A spokesman for Hodgson, Jonathan Darling, said the two officers who were symptomatic for coronavirus had been cleared by a doctor to return to work but did not say whether they had received tests for Covid-19. Darling also disputed the detainees’ account of being told that an outbreak at the jail was inevitable, calling the claim a “complete lie” in an email to CommonWealth magazine.

“Our medical and security staff have been speaking to all inmates and detainees about the Covid situation and the dangers and risks of infection,” Darling wrote. “Never did anyone tell any inmate or detainee that an outbreak is going to happen. There are currently no cases or suspicion of coronavirus among any inmate, detainee or staff member.”

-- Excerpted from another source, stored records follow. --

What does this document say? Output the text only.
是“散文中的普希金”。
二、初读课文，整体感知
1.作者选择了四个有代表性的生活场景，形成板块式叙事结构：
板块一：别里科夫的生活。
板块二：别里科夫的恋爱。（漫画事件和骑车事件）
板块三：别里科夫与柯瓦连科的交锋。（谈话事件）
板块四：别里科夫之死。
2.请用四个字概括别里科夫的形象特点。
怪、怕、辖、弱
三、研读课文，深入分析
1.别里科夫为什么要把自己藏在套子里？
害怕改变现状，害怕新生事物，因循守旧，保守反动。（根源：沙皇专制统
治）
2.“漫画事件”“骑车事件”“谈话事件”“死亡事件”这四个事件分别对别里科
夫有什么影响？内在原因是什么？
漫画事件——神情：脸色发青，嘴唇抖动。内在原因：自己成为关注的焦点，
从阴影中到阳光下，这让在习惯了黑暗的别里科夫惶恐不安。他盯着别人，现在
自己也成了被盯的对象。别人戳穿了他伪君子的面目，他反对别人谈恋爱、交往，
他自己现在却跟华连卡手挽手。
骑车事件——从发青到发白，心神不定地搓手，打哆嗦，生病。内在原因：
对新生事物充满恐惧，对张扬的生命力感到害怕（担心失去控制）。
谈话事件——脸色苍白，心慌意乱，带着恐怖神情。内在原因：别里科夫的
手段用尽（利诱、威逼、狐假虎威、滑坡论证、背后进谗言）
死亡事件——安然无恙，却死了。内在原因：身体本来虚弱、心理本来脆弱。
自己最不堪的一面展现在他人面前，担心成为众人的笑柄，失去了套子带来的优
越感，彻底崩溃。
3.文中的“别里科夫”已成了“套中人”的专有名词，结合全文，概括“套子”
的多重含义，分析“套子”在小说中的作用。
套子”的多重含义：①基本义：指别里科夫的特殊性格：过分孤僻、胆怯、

There’s good reason for people on the outside to care about what happens to ICE detainees on the inside, Alkalay told Quartz.

“If large numbers [of detainees] are admitted to local hospitals in a short period of time, those hospitals could quickly become overwhelmed and that will impact the surrounding communities—not to mention the guards who will get sick when the detainees get sick.”

On its website, ICE says it screens new detainees for coronavirus symptoms, and isolates those with fevers or respiratory issues. Those without symptoms but who meet epidemiological risk criteria are kept under observation for two weeks, says the agency.

Some 300,000 people worldwide have so far contracted the virus, and nearly 13,000 have died, according to data compiled by Johns Hopkins University. China has had the most cases to date, with 81,304. Italy, with 53,578 cases, is second, followed by Spain (25,374), the US (22,177), and Germany (21,828).